Borsellino a par ailleurs reconnu qu'il avait multiplié les rencontres avec des élus, dont l'ex-ministre libéral Jacques Dupuis. Il a toutefois tenté de minimiser l'importance de ces rencontres, affirmant notamment qu'il avait simplement discuté de perte de poids avec l'ex-président du comité exécutif de Montréal, Frank Zampino.

Le procureur de la Commission, Me Simon Tremblay, est revenu sur une conversation interceptée par la police dans laquelle l'entrepreneur affirme que son rival Tony Accurso est à faire «sa routine» auprès de l'ex-ministre Tony Tomassi. L'avocat a demandé au témoin s'il avait lui-même fait une «routine» auprès d'élus.
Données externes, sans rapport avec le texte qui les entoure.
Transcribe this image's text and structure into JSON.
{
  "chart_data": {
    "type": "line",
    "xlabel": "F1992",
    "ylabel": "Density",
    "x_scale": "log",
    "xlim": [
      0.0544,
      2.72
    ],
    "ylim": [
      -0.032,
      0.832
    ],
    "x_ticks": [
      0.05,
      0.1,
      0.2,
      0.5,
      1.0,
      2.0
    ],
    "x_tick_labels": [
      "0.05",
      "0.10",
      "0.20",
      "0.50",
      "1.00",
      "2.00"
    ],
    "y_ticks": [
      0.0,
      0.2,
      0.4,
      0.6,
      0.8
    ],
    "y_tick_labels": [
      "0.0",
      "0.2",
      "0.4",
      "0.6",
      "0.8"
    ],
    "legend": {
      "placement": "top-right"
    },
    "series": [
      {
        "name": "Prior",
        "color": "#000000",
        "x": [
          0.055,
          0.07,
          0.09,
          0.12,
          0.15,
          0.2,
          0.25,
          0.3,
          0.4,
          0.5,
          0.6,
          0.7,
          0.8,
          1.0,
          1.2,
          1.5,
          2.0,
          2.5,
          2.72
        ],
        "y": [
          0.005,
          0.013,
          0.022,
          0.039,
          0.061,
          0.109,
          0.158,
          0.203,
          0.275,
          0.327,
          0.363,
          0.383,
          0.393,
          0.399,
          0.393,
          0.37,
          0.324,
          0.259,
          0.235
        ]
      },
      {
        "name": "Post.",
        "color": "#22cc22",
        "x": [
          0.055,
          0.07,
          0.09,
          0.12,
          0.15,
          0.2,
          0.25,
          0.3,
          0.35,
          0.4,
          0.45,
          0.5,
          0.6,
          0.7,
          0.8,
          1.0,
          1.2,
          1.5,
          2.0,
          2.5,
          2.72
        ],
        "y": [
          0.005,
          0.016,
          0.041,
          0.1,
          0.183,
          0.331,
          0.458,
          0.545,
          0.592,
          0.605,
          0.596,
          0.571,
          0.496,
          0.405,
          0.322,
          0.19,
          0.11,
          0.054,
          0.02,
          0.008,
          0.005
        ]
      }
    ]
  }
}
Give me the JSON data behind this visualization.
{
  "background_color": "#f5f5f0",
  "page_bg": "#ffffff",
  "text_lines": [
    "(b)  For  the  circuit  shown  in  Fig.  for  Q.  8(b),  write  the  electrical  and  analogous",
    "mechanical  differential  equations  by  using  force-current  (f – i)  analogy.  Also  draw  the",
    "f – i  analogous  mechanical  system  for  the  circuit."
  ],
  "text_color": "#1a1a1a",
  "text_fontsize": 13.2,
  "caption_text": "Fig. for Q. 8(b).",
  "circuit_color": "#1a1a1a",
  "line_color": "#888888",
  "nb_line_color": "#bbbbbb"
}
Borsellino a reconnu qu'il avait rencontré plusieurs élus. Il a notamment indiqué qu'il avait visité au moins une fois Frank Zampino à ses bureaux lorsqu'il dirigeait le comité exécutif de Montréal. L'entrepreneur assure qu'il ne courtisait pas l'élu pour obtenir un contrat, mais qu'il lui a rendu visite simplement «pour se faire connaître». «Il voulait savoir comment j'avais perdu du poids», a laissé tomber Borsellino devant une salle incrédule.

Joe Borsellino a aussi reconnu avoir souvent rencontré Jacques Dupuis, qu'il a décrit comme un ami. Les deux auraient simplement parlé de «financement charitable». Rappelons que l'ex-ministre a versé 15 000$ à la fondation de l'entrepreneur, GarnierKids. L'ex-élu, qui a démissionné en août 2010, a d'ailleurs coprésidé une soirée de financement. Ces soirées de financement, organisées au moins une fois par année, permettaient de récolter 300 000$ qui étaient remis à des hôpitaux.

La Commission a également présenté une liste de dons faits à GarnierKids par une vingtaine de ministres libéraux à même leurs fonds discrétionnaires, pour un total d'au moins 44 000$.

Outre son bon ami Tony Tommassi, Joe Borsellino s'est montré hésitant à révéler le nom des élus qu'il fréquentait. Il a notamment reconnu avoir pris quelques cafés avec le conseiller municipal Sammy Forcillo.